From now on I’m going to refer these good people to Michael Ignatieff’s Fire and Ashes, his account of returning to Canada to enter politics and his subsequent bid to run the place. I really liked it, and would have finished it in one sitting if not for the usual nonsense that interrupts one’s happy reading.

Some memorable points (though not necessarily the most important. E.g. he writes well about persuasion, but go read the book yourself):

  • The most underrated skill in politics? Listening. “Often, listening is all you can do… People will accept you cannot solve their problems if you give them all of your attention, looking into their eyes, never over their shoulder at the next person in line.” (If you watch clips of JFK in action, he was very good at shaking hands and looking back as he continued to the next person, as if to indicate he was only reluctantly moving on. The first few seconds of this one below give the idea.)
  • “…nothing prepares you for the use of language once you enter the political arena… You leave a charitable realm where people cut you some slack, finish your sentences, and accept that you didn’t quite mean what you said. You enter a world of lunatic literal-mindedness where only the words that come out of your mouth actually count.”
  • ” Every community wants recognition of its own distinctiveness but is reluctant to grant it to others… Once you see a country as a sustained, everyday act of will, you understand why politicians matter.”
  • “…the two national debates on television, one in French, the other in English…” (NB that’s “in French” not as in “subtitled in French,” but as in en français.)
  • He also makes a few references to the country’s enormous size. Duh, right? Well, I once got my own introduction to Canada Big while driving from Seattle to Boston. I’d taken Route 2 (highly recommended) to the edge of Lake Superior, then decided to drive around the lake on the Canadian side (less recommended) before re-entering the US. “Hey,” I thought, “maybe I should check out Ottawa!” and asked a motel clerk at a lakeside town how long the drive was. “I think it’s about fifteen hours,” came the reply.  I did not check out Ottawa.
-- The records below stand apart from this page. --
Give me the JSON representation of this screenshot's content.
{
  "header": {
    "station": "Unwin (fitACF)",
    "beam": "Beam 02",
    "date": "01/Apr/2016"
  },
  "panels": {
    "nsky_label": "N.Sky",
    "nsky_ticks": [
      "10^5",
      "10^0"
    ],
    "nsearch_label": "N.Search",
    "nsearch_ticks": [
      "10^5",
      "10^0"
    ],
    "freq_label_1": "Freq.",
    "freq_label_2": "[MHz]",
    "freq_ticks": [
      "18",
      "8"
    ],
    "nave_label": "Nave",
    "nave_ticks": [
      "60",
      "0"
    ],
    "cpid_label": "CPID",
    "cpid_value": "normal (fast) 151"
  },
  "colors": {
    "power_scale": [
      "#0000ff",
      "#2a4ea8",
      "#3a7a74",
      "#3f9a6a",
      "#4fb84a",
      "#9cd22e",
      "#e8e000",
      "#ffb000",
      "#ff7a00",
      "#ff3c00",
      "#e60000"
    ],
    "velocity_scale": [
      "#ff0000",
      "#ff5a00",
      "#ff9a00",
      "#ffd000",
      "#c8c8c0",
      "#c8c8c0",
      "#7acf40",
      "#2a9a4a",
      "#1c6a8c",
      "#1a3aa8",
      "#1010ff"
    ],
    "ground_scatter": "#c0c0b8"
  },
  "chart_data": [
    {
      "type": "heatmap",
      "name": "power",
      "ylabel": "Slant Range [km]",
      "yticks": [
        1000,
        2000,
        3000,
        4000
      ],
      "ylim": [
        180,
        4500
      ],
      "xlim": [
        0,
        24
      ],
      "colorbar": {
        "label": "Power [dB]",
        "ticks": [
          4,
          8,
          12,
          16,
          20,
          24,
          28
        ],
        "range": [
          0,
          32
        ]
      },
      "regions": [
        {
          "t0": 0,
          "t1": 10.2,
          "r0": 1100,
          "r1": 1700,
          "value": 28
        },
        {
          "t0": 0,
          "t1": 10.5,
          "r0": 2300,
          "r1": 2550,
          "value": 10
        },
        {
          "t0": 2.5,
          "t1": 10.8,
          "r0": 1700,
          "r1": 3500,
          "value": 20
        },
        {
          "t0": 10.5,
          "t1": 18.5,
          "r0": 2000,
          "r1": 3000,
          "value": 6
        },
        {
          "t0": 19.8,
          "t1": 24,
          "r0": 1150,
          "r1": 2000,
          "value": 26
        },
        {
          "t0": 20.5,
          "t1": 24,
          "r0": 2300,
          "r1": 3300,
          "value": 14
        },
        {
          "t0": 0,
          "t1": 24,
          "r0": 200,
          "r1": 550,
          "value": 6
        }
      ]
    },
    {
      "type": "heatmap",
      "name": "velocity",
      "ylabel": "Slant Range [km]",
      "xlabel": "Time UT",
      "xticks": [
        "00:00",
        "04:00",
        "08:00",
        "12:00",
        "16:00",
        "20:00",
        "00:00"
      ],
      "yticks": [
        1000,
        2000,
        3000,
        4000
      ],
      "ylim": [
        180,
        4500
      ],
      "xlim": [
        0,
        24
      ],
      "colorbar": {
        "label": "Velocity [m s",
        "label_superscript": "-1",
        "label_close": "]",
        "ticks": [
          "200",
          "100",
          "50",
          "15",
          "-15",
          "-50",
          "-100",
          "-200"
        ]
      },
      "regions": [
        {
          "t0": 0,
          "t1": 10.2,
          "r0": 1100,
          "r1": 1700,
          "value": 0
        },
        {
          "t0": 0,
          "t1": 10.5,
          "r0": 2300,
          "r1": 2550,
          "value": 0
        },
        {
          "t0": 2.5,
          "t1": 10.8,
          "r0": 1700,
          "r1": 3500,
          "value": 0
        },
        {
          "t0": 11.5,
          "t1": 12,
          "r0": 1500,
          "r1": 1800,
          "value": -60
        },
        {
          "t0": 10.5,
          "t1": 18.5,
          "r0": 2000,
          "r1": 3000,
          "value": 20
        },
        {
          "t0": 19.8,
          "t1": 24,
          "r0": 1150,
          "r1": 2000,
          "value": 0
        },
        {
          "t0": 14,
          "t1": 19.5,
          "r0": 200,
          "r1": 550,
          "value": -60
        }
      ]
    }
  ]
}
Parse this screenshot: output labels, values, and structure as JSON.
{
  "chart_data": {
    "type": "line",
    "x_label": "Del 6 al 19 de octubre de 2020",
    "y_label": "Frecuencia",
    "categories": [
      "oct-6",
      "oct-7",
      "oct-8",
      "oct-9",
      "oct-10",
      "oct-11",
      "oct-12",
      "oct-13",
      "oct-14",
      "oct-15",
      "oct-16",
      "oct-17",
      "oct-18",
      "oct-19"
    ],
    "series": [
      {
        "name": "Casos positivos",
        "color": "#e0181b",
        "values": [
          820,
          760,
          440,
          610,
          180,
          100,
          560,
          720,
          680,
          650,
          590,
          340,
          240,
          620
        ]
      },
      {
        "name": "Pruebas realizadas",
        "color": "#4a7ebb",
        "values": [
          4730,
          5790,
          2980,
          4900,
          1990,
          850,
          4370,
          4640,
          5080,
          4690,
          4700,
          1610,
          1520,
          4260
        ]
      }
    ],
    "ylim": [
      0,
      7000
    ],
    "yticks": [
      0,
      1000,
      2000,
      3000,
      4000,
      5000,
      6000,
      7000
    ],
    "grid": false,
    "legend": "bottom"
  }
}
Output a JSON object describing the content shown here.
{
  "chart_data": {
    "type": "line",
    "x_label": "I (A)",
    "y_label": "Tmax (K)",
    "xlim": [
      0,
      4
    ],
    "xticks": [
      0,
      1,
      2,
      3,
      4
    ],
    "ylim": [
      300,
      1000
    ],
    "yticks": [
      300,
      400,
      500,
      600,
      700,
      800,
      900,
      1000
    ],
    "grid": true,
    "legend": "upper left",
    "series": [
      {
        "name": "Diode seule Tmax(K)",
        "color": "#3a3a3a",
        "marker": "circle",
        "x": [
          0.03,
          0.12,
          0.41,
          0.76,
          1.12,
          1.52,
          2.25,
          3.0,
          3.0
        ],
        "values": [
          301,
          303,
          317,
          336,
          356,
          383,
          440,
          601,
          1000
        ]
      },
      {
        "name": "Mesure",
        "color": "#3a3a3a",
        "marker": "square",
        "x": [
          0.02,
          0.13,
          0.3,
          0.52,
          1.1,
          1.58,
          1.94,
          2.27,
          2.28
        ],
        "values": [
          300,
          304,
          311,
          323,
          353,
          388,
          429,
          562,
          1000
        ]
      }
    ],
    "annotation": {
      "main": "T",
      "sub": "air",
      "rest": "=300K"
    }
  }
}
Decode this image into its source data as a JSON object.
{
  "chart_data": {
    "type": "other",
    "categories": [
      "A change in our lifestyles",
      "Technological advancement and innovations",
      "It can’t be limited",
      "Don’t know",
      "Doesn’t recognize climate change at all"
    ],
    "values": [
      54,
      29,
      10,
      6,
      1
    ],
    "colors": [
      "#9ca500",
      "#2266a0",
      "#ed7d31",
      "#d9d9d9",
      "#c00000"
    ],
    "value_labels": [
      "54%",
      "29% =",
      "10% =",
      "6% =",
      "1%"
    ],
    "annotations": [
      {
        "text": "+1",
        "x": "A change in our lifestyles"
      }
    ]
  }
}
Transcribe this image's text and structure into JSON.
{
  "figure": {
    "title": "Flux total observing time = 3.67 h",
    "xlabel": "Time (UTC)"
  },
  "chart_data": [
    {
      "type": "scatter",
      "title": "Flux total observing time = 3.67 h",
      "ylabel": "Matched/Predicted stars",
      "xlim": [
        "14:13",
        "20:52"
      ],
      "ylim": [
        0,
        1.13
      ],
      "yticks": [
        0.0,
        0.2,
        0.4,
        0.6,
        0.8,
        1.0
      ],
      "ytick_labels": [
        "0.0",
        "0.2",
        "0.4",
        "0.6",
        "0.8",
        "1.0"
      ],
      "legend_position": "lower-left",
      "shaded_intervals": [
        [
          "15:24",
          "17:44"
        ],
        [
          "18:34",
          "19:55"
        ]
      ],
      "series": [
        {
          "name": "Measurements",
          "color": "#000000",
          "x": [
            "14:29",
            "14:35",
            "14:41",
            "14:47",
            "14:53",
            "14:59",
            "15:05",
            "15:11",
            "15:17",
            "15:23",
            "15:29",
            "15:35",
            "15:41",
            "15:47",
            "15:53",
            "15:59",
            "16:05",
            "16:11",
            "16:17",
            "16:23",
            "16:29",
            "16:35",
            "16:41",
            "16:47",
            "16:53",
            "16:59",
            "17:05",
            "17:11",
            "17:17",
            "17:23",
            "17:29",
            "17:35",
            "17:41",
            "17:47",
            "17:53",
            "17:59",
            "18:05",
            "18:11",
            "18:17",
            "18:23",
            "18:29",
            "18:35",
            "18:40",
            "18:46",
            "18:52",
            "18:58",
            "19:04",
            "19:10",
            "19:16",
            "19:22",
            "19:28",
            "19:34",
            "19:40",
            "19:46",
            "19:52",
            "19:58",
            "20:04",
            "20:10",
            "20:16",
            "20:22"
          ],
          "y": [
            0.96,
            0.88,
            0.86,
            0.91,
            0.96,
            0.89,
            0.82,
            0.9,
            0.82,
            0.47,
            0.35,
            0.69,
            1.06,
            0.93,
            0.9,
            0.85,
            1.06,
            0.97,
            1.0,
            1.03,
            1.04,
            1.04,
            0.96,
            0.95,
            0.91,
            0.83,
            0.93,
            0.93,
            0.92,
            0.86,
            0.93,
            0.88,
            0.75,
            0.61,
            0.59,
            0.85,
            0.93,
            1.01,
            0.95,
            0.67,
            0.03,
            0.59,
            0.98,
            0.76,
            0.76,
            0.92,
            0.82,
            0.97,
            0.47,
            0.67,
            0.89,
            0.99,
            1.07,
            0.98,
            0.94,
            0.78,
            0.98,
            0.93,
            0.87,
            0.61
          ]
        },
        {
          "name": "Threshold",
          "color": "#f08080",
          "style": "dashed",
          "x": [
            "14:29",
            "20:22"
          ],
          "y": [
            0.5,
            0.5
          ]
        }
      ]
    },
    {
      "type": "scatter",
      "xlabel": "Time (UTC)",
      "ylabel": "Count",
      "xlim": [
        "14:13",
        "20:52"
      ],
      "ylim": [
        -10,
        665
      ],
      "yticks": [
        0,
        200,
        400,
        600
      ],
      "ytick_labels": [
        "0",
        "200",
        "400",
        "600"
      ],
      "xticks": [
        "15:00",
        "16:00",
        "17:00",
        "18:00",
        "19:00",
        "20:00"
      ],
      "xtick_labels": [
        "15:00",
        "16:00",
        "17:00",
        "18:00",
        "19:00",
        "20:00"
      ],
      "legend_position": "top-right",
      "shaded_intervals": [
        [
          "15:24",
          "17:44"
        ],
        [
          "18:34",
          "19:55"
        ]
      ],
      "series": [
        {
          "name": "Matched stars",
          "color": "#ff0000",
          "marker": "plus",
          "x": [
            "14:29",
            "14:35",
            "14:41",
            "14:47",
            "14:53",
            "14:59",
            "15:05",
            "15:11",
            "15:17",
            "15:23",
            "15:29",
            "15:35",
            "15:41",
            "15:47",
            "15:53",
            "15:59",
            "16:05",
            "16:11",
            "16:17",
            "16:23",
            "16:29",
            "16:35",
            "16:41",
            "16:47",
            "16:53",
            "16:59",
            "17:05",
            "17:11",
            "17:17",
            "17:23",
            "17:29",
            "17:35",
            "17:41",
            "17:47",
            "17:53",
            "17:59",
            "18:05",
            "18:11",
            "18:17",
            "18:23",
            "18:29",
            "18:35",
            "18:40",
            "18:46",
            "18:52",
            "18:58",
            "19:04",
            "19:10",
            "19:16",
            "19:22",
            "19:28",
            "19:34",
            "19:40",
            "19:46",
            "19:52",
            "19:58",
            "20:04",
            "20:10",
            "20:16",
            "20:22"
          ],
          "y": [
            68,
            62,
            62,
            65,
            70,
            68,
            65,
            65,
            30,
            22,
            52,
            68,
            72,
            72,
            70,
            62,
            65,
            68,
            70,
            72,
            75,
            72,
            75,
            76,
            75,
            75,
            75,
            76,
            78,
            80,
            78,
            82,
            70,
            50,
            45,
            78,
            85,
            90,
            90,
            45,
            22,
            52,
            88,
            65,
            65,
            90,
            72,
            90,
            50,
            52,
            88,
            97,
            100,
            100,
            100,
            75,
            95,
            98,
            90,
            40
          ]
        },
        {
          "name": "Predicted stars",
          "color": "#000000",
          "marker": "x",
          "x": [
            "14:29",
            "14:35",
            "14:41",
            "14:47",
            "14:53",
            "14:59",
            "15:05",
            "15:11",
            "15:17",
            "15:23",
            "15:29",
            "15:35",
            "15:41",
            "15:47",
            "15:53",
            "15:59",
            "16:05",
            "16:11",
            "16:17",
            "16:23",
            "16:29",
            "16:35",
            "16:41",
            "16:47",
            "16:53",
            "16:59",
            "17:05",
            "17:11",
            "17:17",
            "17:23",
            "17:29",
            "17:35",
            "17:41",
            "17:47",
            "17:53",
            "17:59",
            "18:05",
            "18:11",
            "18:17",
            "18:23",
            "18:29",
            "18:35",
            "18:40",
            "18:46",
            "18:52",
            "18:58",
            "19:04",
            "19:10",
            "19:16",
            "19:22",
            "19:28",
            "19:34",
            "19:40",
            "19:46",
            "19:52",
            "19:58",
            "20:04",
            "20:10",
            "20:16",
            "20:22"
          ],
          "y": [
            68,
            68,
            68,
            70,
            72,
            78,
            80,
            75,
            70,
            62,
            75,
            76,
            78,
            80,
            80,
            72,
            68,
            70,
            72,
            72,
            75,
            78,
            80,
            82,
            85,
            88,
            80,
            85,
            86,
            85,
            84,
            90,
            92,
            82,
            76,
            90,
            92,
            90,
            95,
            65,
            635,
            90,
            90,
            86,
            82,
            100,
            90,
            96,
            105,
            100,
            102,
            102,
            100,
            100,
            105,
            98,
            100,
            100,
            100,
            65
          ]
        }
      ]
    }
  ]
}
And this story made me chuckle:

My father loved government but he steered clear of party politics, and the stories he told laid bare the difference between the instincts of politicians and of civil servants like himself. He told me about taking notes at a meeting in 1944 between Prime Minister Mackenzie King and a deputation of women – Daughters of the Empire – who were concerned about the impact of pornography (Betty Grable pin-ups and stronger stuff) on the morale of Canadian troops. About a dozen women took their places in King’s office and each proceeded to tell him about the terrible effects of pornography. King listened patiently, then stood and went to each and shook their hands gravely, repeating that he had rarely been privileged to have such an important meeting. When the women had been ushered out and silence descended in the prime minister’s office, my father cleared his throat and asked Mr. King what actions he wished to authorize. “Get back to work,” the PM growled, and waved him out.